Top educational administrators in the United Kingdom are taking matters into their own hands by creating an advisory board on artificial intelligence and warning that the risks of the technology constitute the “greatest threat” to schools.
According to Education Secretary Gillian Keegan, artificial intelligence (AI) has the potential to “transform” the way that the United Kingdom approaches education. She claimed that the technology might eliminate the “heavy lifting” that teachers currently perform on a daily basis, such as creating lesson plans.
Students all over the world have reported using ChatGPT since it was released last year to help with academic work, such as for term paper research.
This month, eight educators wrote a letter to The Times of London expressing concern that, despite the potential benefits of AI for students and teachers, the hazards associated with the technology are viewed as the “greatest threat” to educational institutions.
As leaders in state and independent schools, they see AI as both the biggest danger and the greatest opportunity for the students, teachers, and institutions.
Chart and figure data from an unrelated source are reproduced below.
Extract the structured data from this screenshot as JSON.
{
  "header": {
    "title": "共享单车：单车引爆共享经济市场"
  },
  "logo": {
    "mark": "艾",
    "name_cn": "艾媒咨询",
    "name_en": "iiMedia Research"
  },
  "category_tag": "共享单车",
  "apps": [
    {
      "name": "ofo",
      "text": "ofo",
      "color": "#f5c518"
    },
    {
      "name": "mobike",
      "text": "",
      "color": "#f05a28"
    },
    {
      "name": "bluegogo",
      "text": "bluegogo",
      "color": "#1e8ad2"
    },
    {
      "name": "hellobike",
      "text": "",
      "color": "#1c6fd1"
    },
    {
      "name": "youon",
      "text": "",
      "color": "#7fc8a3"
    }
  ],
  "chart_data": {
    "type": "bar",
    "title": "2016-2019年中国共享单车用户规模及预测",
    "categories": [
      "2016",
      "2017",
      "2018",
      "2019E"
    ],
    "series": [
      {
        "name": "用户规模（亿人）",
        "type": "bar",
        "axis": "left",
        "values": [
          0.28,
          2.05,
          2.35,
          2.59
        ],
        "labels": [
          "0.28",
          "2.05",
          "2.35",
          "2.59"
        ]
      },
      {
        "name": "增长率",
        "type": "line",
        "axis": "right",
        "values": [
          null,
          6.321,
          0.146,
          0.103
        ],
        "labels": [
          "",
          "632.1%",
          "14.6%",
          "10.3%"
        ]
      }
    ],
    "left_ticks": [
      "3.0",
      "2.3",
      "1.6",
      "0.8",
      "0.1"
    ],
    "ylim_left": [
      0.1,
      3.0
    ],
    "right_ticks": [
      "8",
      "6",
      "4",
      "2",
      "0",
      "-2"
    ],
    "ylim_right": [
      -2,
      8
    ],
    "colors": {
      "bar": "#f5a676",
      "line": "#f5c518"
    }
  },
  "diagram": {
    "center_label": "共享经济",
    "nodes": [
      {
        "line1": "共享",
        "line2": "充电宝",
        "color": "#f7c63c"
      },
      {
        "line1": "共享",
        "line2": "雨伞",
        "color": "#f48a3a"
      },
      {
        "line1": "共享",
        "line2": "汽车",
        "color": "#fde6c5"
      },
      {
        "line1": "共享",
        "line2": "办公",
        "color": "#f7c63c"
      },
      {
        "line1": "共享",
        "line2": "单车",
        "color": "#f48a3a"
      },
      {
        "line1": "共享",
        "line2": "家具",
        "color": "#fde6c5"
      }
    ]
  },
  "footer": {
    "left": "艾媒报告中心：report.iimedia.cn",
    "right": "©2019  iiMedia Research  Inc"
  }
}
Schools are perplexed by the extremely rapid rate of development in AI and seek reliable counsel on the best course of action.
The instructors, who included the heads of prep schools like Epsom College, Magdalen College School, and Wellington College, claimed that schools are perplexed by the extremely rapid rate of development in AI and lack a sounding board to manage it.
They don’t have any confidence that the big digital businesses will be able to self-regulate in the best interests of the kids, faculty, and institutions. The instructors wrote that they are happy that Prime Minister Rishi Sunak has stated that “guardrails” on artificial intelligence ought to be put in place, but that historically the government has not demonstrated that it is capable of or willing to do so.
They said that the development of AI is happening too quickly for local authorities to provide the real-time advice schools need, so they devised an advisory board as their own solution.
As a result, they announced today the creation of a cross-sector group of influential teachers in their schools, led by a panel of outside digital and AI experts, to advise schools on which advancements in AI are most likely to be positive and which are most likely to be negative.
The letter’s author and president of Epsom College, Anthony Seldon, told that while AI may represent the printing press for this generation, its perils are more serious than any threat that has ever faced schools.
People startle easily and become like rabbit in headlights. Things are changing every week. The use of technology for [children’s] learning, stimulation, and care is deeply concerning. Seldon stated at a meeting for school leaders this month that relationships and human contact are the foundation of mental wellness.
He continued by expressing fear that young people who spend so much time engaging with augmented reality and virtual reality will become disconnected from reality.
Their understanding of what is real and what is normal, what is true and false, would gradually dissolve as learning gets more technical, he predicted.
According to U.S. surveys, younger generations use ChatGPT and other AI systems more frequently than older ones. College students say they use the platform primarily for English school work, followed by mathematics and social science, and that they use it more frequently than earlier generations. Gen Z, those born between 1997 and 2013, reported using the technology more frequently than older generations.
Due to worries about cheating and false information, public school systems like New York City Public Schools and the Los Angeles Unified School District earlier this year limited the use of ChatGPT in K–12 classrooms.
ChatGPT is trained by saving text from the internet and referencing it when responding to people. Students who use technology for classwork run the risk of receiving incorrect information — the system has been known to “hallucinate” and provide answers that seem accurate but aren’t — and even plagiarism.
A group of instructors in the UK is preparing to launch a website with advice for teachers on whether to adopt or reject AI technologies, under the direction of 15 science or technology educators.